By Rob Glidden
A large crowd of residents gathered for a candlelight vigil for the victims of the Aurora, Colorado shooting on the steps of the First Congregational Church.
Twelve people were killed and dozens more were injured in Aurora after James Holmes opened fire on a crowded theater during a midnight screening of “The Dark Knight Rises.” The rally was organized by 22-year-old Southington High School graduate Alex Vivian, in cooperation with Rev. Dawn Karlson, the church’s youth minister.
“After the shooting, I saw my friends sending love to Colorado on Facebook,” Vivian said. “It was nice but I thought there must be more we can do.”
Pictures of the dozen victims were placed on the steps of the church. Later in the vigil, candles were lit for each of them while attendees lit their own candles. The ceremony also included speakers reading quotes about non-violence and some low-key music performances.
“We’re tired of the violence that fills our world, our news and our lives,” Karlson said during a prayer. “We can’t help but wonder, when will it stop?”

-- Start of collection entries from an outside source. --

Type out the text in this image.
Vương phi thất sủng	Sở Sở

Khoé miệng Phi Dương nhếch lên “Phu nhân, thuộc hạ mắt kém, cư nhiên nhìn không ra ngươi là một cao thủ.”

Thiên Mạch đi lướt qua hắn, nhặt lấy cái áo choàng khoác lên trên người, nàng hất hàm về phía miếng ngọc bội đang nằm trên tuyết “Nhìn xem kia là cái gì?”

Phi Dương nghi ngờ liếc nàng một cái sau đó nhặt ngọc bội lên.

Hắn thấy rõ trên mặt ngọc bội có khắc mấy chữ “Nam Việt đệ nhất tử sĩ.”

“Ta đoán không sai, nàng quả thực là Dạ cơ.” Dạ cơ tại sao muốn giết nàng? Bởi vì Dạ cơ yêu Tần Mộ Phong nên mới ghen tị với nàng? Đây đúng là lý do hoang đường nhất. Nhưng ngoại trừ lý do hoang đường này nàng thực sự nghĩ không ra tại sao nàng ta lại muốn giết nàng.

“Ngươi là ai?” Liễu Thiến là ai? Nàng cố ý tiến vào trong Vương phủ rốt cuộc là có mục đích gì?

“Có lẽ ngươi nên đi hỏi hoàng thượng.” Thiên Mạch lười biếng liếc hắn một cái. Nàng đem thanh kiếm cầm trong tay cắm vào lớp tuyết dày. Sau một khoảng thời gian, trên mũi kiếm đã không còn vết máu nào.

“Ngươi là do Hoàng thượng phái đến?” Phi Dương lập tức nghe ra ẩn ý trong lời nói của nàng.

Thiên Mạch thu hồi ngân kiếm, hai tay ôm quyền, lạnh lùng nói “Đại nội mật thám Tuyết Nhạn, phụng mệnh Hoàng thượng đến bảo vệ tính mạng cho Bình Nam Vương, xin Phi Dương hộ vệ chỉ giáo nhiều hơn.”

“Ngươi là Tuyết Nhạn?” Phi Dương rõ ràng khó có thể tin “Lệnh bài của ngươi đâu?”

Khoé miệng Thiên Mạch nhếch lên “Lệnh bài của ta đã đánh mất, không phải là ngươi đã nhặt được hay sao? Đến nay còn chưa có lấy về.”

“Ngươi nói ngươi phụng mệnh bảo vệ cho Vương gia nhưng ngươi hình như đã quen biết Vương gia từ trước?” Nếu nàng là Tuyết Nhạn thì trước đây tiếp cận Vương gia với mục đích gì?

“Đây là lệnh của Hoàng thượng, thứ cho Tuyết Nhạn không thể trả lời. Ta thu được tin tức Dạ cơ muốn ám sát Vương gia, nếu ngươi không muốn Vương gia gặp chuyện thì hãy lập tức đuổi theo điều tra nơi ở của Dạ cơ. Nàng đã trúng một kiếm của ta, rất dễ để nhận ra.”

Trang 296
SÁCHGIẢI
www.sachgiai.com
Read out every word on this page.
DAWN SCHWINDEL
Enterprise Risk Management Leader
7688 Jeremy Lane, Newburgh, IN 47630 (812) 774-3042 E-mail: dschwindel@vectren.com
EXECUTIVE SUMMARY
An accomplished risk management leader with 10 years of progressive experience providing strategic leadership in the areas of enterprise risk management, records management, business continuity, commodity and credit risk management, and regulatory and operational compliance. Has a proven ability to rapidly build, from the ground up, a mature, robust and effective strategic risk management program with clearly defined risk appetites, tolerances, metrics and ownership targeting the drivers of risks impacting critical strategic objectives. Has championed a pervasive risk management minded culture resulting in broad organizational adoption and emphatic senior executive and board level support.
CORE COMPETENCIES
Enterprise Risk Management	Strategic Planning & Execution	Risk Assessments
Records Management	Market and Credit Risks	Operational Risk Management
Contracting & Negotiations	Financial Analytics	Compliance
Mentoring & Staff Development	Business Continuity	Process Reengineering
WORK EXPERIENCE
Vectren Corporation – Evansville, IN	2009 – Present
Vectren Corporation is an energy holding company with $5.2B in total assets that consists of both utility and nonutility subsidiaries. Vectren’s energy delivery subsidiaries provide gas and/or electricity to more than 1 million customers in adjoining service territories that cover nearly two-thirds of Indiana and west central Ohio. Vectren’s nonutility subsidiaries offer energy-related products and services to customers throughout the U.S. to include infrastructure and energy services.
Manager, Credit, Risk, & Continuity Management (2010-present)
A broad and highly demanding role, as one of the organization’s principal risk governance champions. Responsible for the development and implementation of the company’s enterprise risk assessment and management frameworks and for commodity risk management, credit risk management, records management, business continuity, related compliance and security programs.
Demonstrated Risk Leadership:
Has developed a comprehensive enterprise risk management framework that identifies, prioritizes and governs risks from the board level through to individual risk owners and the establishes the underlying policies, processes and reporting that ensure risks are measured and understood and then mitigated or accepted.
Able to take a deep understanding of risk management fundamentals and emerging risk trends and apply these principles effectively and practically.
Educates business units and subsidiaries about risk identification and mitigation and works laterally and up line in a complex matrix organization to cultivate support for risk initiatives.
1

She noted that people of Vivian’s age were “often not listened to,” while several of the spectators said they were impressed.
“I’m here to support young people who want to take a stand and ask for more peace in the world,” said resident Lynn Grenier.
The event was meant to give moral support to those grieving in Colorado, but Vivian and other speakers also advocated a tougher approach to guns in America. Specifically, he called for the federal ban on assault weapons, which expired in 2004, to be re-instated. The weapons used by Holmes during the massacre would have been banned if this legislation was still active.
“In my lifetime, we have seen too many tragedies like this,” he said. “It’s time to say enough is enough. Handguns and hunting rifles have a place in America. These assault rifles do not. These weapons are not needed on our streets.”
Petitions were passed along through the crowd and the issue was discussed in more detail by Ellen Perkins Simpson of New Britain’s Friendship Center. She spoke about two children she knew who had been recently shot and killed. She also shared an anecdote about police officers who shared their amazement with her about seeing criminals on the streets with weapons as powerful as their own.
“We don’t want to live in a society where kids can’t be safe going to a movie,” Perkins said.
The event was swarmed with television news cameras and Karlson said afterwards that she was pleasantly surprised by the large amount of residents who attended.